The previous information can be incorporated into the questionnaire script to reduce respondent burden and measurement error. In panel surveys, a set of core questions are repeated at every interview. For respondents whose situation has not changed between interviews, it can be frustrating and lengthen the interview unnecessarily to have to answer the same questions repeatedly. With dependent interviewing, information from previous waves can be used to verify whether a respondent's situation has changed. If not, and if the responses given in the previous interview still accurately reflect the respondent's situation, the questionnaire script can automatically route the respondent around unnecessary redundant questions. Responses from previous waves can then be filled in for the current wave. For open-ended questions such as those regarding occupation, this not only reduces the length of the interview, but also of coding time.

In general, the purpose of asking the same questions at different points in time is to generate data that can be used to investigate individual-level change. Estimates of change from panel surveys, however, tend to be biased. This is because responses about the reference period reported in one interview tend to be internally consistent but are not necessarily consistent with responses given in earlier interviews. These longitudinal inconsistencies can be due to respondent errors (such as simple variation in the way the respondent understands a question or describes her or his situation, recall errors, or estimation strategies used to compute responses), or interviewer errors, coding errors, or processing errors.

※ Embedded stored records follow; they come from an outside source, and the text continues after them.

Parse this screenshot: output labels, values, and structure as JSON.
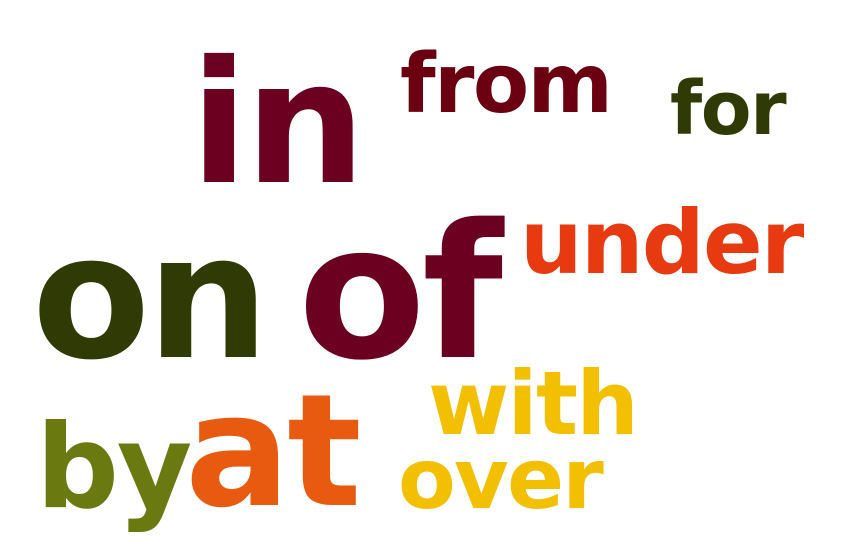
{
  "words": [
    {
      "id": "in",
      "text": "in",
      "color": "#6b0020"
    },
    {
      "id": "from",
      "text": "from",
      "color": "#6b0010"
    },
    {
      "id": "for",
      "text": "for",
      "color": "#2f3a04"
    },
    {
      "id": "on",
      "text": "on",
      "color": "#2f3a04"
    },
    {
      "id": "of",
      "text": "of",
      "color": "#6b0020"
    },
    {
      "id": "under",
      "text": "under",
      "color": "#e83a10"
    },
    {
      "id": "by",
      "text": "by",
      "color": "#6b7a10"
    },
    {
      "id": "at",
      "text": "at",
      "color": "#e85a10"
    },
    {
      "id": "with",
      "text": "with",
      "color": "#f2c000"
    },
    {
      "id": "over",
      "text": "over",
      "color": "#f2c000"
    }
  ]
}
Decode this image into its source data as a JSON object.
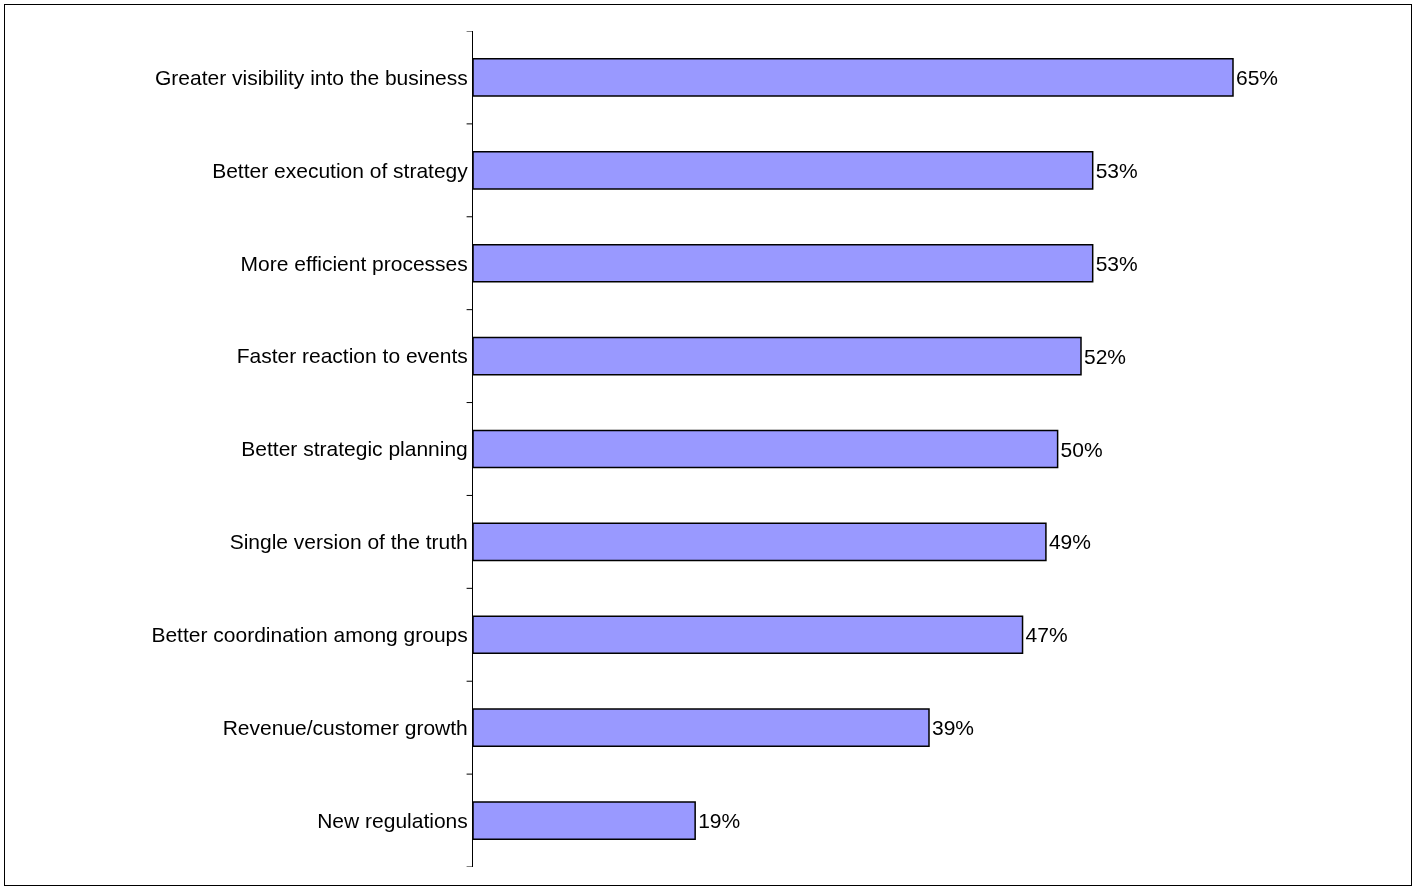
{
  "chart_data": {
    "type": "bar",
    "orientation": "horizontal",
    "categories": [
      "Greater visibility into the business",
      "Better execution of strategy",
      "More efficient processes",
      "Faster reaction to events",
      "Better strategic planning",
      "Single version of the truth",
      "Better coordination among groups",
      "Revenue/customer growth",
      "New regulations"
    ],
    "values": [
      65,
      53,
      53,
      52,
      50,
      49,
      47,
      39,
      19
    ],
    "value_labels": [
      "65%",
      "53%",
      "53%",
      "52%",
      "50%",
      "49%",
      "47%",
      "39%",
      "19%"
    ],
    "color": "#9999ff",
    "tick_labels": "y"
  }
}
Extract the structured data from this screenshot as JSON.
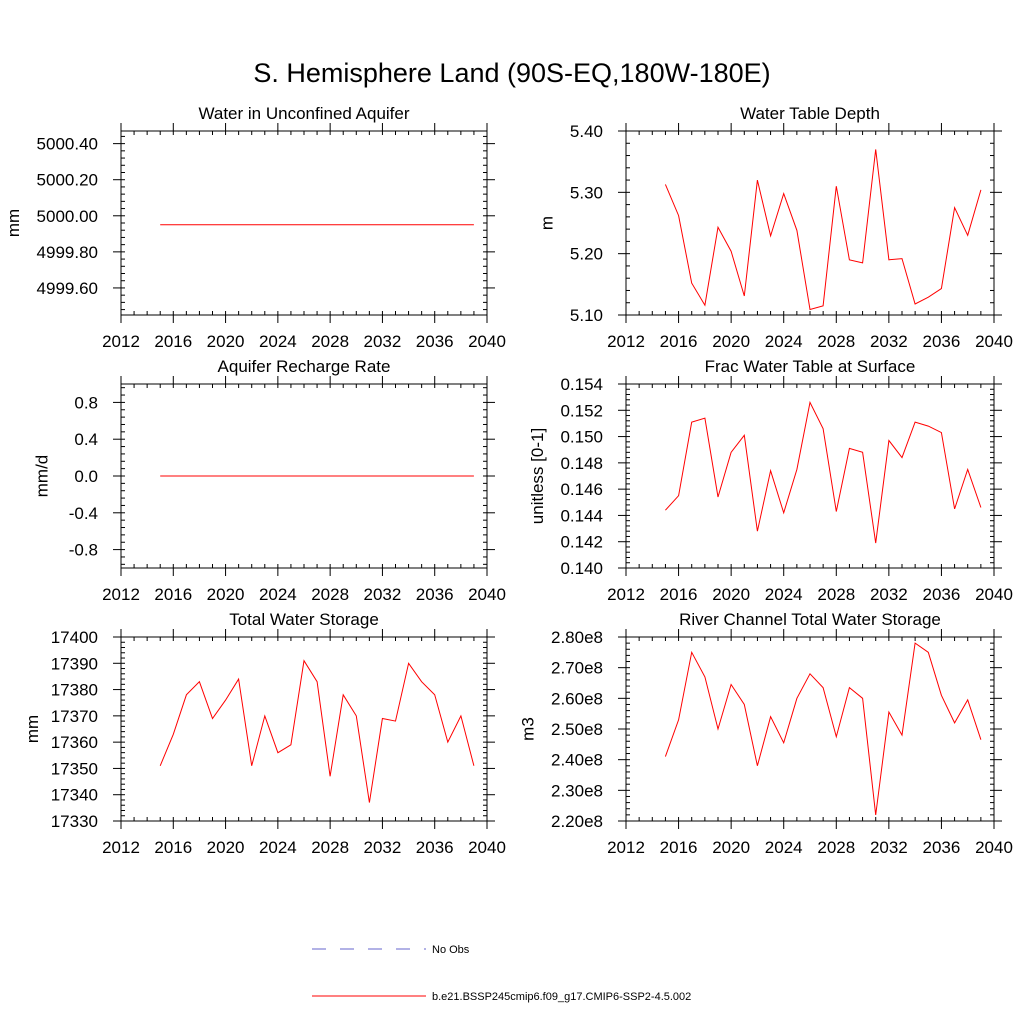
{
  "figure": {
    "title": "S. Hemisphere Land (90S-EQ,180W-180E)"
  },
  "legend": {
    "entries": [
      {
        "label": "No Obs",
        "color": "#6666cc",
        "style": "dashed"
      },
      {
        "label": "b.e21.BSSP245cmip6.f09_g17.CMIP6-SSP2-4.5.002",
        "color": "#ff0000",
        "style": "solid"
      }
    ]
  },
  "chart_data": [
    {
      "type": "line",
      "title": "Water in Unconfined Aquifer",
      "ylabel": "mm",
      "xlim": [
        2012,
        2040
      ],
      "ylim": [
        4999.45,
        5000.47
      ],
      "yticks": [
        4999.6,
        4999.8,
        5000.0,
        5000.2,
        5000.4
      ],
      "ytick_labels": [
        "4999.60",
        "4999.80",
        "5000.00",
        "5000.20",
        "5000.40"
      ],
      "xticks": [
        2012,
        2016,
        2020,
        2024,
        2028,
        2032,
        2036,
        2040
      ],
      "xtick_labels": [
        "2012",
        "2016",
        "2020",
        "2024",
        "2028",
        "2032",
        "2036",
        "2040"
      ],
      "series": [
        {
          "color": "#ff0000",
          "x": [
            2015,
            2016,
            2017,
            2018,
            2019,
            2020,
            2021,
            2022,
            2023,
            2024,
            2025,
            2026,
            2027,
            2028,
            2029,
            2030,
            2031,
            2032,
            2033,
            2034,
            2035,
            2036,
            2037,
            2038,
            2039
          ],
          "y": [
            4999.95,
            4999.95,
            4999.95,
            4999.95,
            4999.95,
            4999.95,
            4999.95,
            4999.95,
            4999.95,
            4999.95,
            4999.95,
            4999.95,
            4999.95,
            4999.95,
            4999.95,
            4999.95,
            4999.95,
            4999.95,
            4999.95,
            4999.95,
            4999.95,
            4999.95,
            4999.95,
            4999.95,
            4999.95
          ]
        }
      ]
    },
    {
      "type": "line",
      "title": "Water Table Depth",
      "ylabel": "m",
      "xlim": [
        2012,
        2040
      ],
      "ylim": [
        5.1,
        5.4
      ],
      "yticks": [
        5.1,
        5.2,
        5.3,
        5.4
      ],
      "ytick_labels": [
        "5.10",
        "5.20",
        "5.30",
        "5.40"
      ],
      "xticks": [
        2012,
        2016,
        2020,
        2024,
        2028,
        2032,
        2036,
        2040
      ],
      "xtick_labels": [
        "2012",
        "2016",
        "2020",
        "2024",
        "2028",
        "2032",
        "2036",
        "2040"
      ],
      "series": [
        {
          "color": "#ff0000",
          "x": [
            2015,
            2016,
            2017,
            2018,
            2019,
            2020,
            2021,
            2022,
            2023,
            2024,
            2025,
            2026,
            2027,
            2028,
            2029,
            2030,
            2031,
            2032,
            2033,
            2034,
            2035,
            2036,
            2037,
            2038,
            2039
          ],
          "y": [
            5.313,
            5.262,
            5.152,
            5.116,
            5.243,
            5.204,
            5.131,
            5.32,
            5.229,
            5.298,
            5.238,
            5.109,
            5.115,
            5.31,
            5.19,
            5.185,
            5.37,
            5.19,
            5.192,
            5.118,
            5.129,
            5.143,
            5.275,
            5.23,
            5.304
          ]
        }
      ]
    },
    {
      "type": "line",
      "title": "Aquifer Recharge Rate",
      "ylabel": "mm/d",
      "xlim": [
        2012,
        2040
      ],
      "ylim": [
        -1.0,
        1.0
      ],
      "yticks": [
        -0.8,
        -0.4,
        0.0,
        0.4,
        0.8
      ],
      "ytick_labels": [
        "-0.8",
        "-0.4",
        "0.0",
        "0.4",
        "0.8"
      ],
      "xticks": [
        2012,
        2016,
        2020,
        2024,
        2028,
        2032,
        2036,
        2040
      ],
      "xtick_labels": [
        "2012",
        "2016",
        "2020",
        "2024",
        "2028",
        "2032",
        "2036",
        "2040"
      ],
      "series": [
        {
          "color": "#ff0000",
          "x": [
            2015,
            2016,
            2017,
            2018,
            2019,
            2020,
            2021,
            2022,
            2023,
            2024,
            2025,
            2026,
            2027,
            2028,
            2029,
            2030,
            2031,
            2032,
            2033,
            2034,
            2035,
            2036,
            2037,
            2038,
            2039
          ],
          "y": [
            0,
            0,
            0,
            0,
            0,
            0,
            0,
            0,
            0,
            0,
            0,
            0,
            0,
            0,
            0,
            0,
            0,
            0,
            0,
            0,
            0,
            0,
            0,
            0,
            0
          ]
        }
      ]
    },
    {
      "type": "line",
      "title": "Frac Water Table at Surface",
      "ylabel": "unitless [0-1]",
      "xlim": [
        2012,
        2040
      ],
      "ylim": [
        0.14,
        0.154
      ],
      "yticks": [
        0.14,
        0.142,
        0.144,
        0.146,
        0.148,
        0.15,
        0.152,
        0.154
      ],
      "ytick_labels": [
        "0.140",
        "0.142",
        "0.144",
        "0.146",
        "0.148",
        "0.150",
        "0.152",
        "0.154"
      ],
      "xticks": [
        2012,
        2016,
        2020,
        2024,
        2028,
        2032,
        2036,
        2040
      ],
      "xtick_labels": [
        "2012",
        "2016",
        "2020",
        "2024",
        "2028",
        "2032",
        "2036",
        "2040"
      ],
      "series": [
        {
          "color": "#ff0000",
          "x": [
            2015,
            2016,
            2017,
            2018,
            2019,
            2020,
            2021,
            2022,
            2023,
            2024,
            2025,
            2026,
            2027,
            2028,
            2029,
            2030,
            2031,
            2032,
            2033,
            2034,
            2035,
            2036,
            2037,
            2038,
            2039
          ],
          "y": [
            0.1444,
            0.1455,
            0.1511,
            0.1514,
            0.1454,
            0.1488,
            0.1501,
            0.1428,
            0.1474,
            0.1442,
            0.1475,
            0.1526,
            0.1506,
            0.1443,
            0.1491,
            0.1488,
            0.1419,
            0.1497,
            0.1484,
            0.1511,
            0.1508,
            0.1503,
            0.1445,
            0.1475,
            0.1446
          ]
        }
      ]
    },
    {
      "type": "line",
      "title": "Total Water Storage",
      "ylabel": "mm",
      "xlim": [
        2012,
        2040
      ],
      "ylim": [
        17330,
        17400
      ],
      "yticks": [
        17330,
        17340,
        17350,
        17360,
        17370,
        17380,
        17390,
        17400
      ],
      "ytick_labels": [
        "17330",
        "17340",
        "17350",
        "17360",
        "17370",
        "17380",
        "17390",
        "17400"
      ],
      "xticks": [
        2012,
        2016,
        2020,
        2024,
        2028,
        2032,
        2036,
        2040
      ],
      "xtick_labels": [
        "2012",
        "2016",
        "2020",
        "2024",
        "2028",
        "2032",
        "2036",
        "2040"
      ],
      "series": [
        {
          "color": "#ff0000",
          "x": [
            2015,
            2016,
            2017,
            2018,
            2019,
            2020,
            2021,
            2022,
            2023,
            2024,
            2025,
            2026,
            2027,
            2028,
            2029,
            2030,
            2031,
            2032,
            2033,
            2034,
            2035,
            2036,
            2037,
            2038,
            2039
          ],
          "y": [
            17351,
            17363,
            17378,
            17383,
            17369,
            17376,
            17384,
            17351,
            17370,
            17356,
            17359,
            17391,
            17383,
            17347,
            17378,
            17370,
            17337,
            17369,
            17368,
            17390,
            17383,
            17378,
            17360,
            17370,
            17351
          ]
        }
      ]
    },
    {
      "type": "line",
      "title": "River Channel Total Water Storage",
      "ylabel": "m3",
      "xlim": [
        2012,
        2040
      ],
      "ylim": [
        220000000.0,
        280000000.0
      ],
      "yticks": [
        220000000.0,
        230000000.0,
        240000000.0,
        250000000.0,
        260000000.0,
        270000000.0,
        280000000.0
      ],
      "ytick_labels": [
        "2.20e8",
        "2.30e8",
        "2.40e8",
        "2.50e8",
        "2.60e8",
        "2.70e8",
        "2.80e8"
      ],
      "xticks": [
        2012,
        2016,
        2020,
        2024,
        2028,
        2032,
        2036,
        2040
      ],
      "xtick_labels": [
        "2012",
        "2016",
        "2020",
        "2024",
        "2028",
        "2032",
        "2036",
        "2040"
      ],
      "series": [
        {
          "color": "#ff0000",
          "x": [
            2015,
            2016,
            2017,
            2018,
            2019,
            2020,
            2021,
            2022,
            2023,
            2024,
            2025,
            2026,
            2027,
            2028,
            2029,
            2030,
            2031,
            2032,
            2033,
            2034,
            2035,
            2036,
            2037,
            2038,
            2039
          ],
          "y": [
            241000000.0,
            253000000.0,
            275000000.0,
            267000000.0,
            250000000.0,
            264500000.0,
            258000000.0,
            238000000.0,
            254000000.0,
            245500000.0,
            260000000.0,
            268000000.0,
            263500000.0,
            247500000.0,
            263500000.0,
            260000000.0,
            222000000.0,
            255500000.0,
            248000000.0,
            278000000.0,
            275000000.0,
            261000000.0,
            252000000.0,
            259500000.0,
            246500000.0
          ]
        }
      ]
    }
  ]
}
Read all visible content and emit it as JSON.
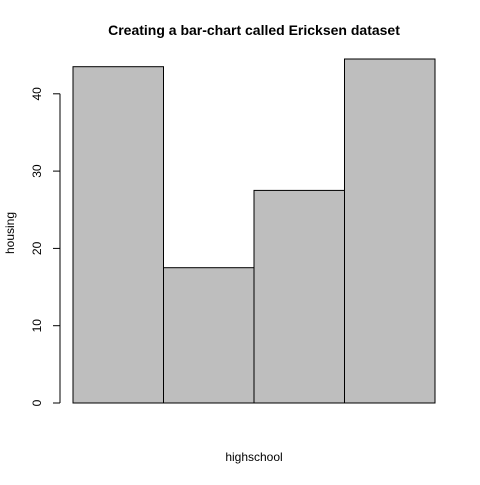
{
  "chart_data": {
    "type": "bar",
    "title": "Creating a bar-chart called Ericksen dataset",
    "xlabel": "highschool",
    "ylabel": "housing",
    "categories": [
      "",
      "",
      "",
      ""
    ],
    "values": [
      43.5,
      17.5,
      27.5,
      44.5
    ],
    "ylim": [
      0,
      44.5
    ],
    "yticks": [
      0,
      10,
      20,
      30,
      40
    ],
    "grid": false,
    "legend": "none",
    "bar_fill": "#bebebe",
    "bar_stroke": "#000000"
  }
}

A consequence of these inconsistencies is the phenomenon called the “seam effect.” Dependent interviewing can be used to remind respondents of previous responses or for edit checks to verify whether apparent changes are true. The hope is that this will reduce response variance, improve respondent recall, and catch interviewer errors. Routing around redundant open-ended questions and imputing codes from previous waves further increases longitudinal consistency. Dependent interviewing has been shown to effectively reduce, although not completely eliminate, seam effects.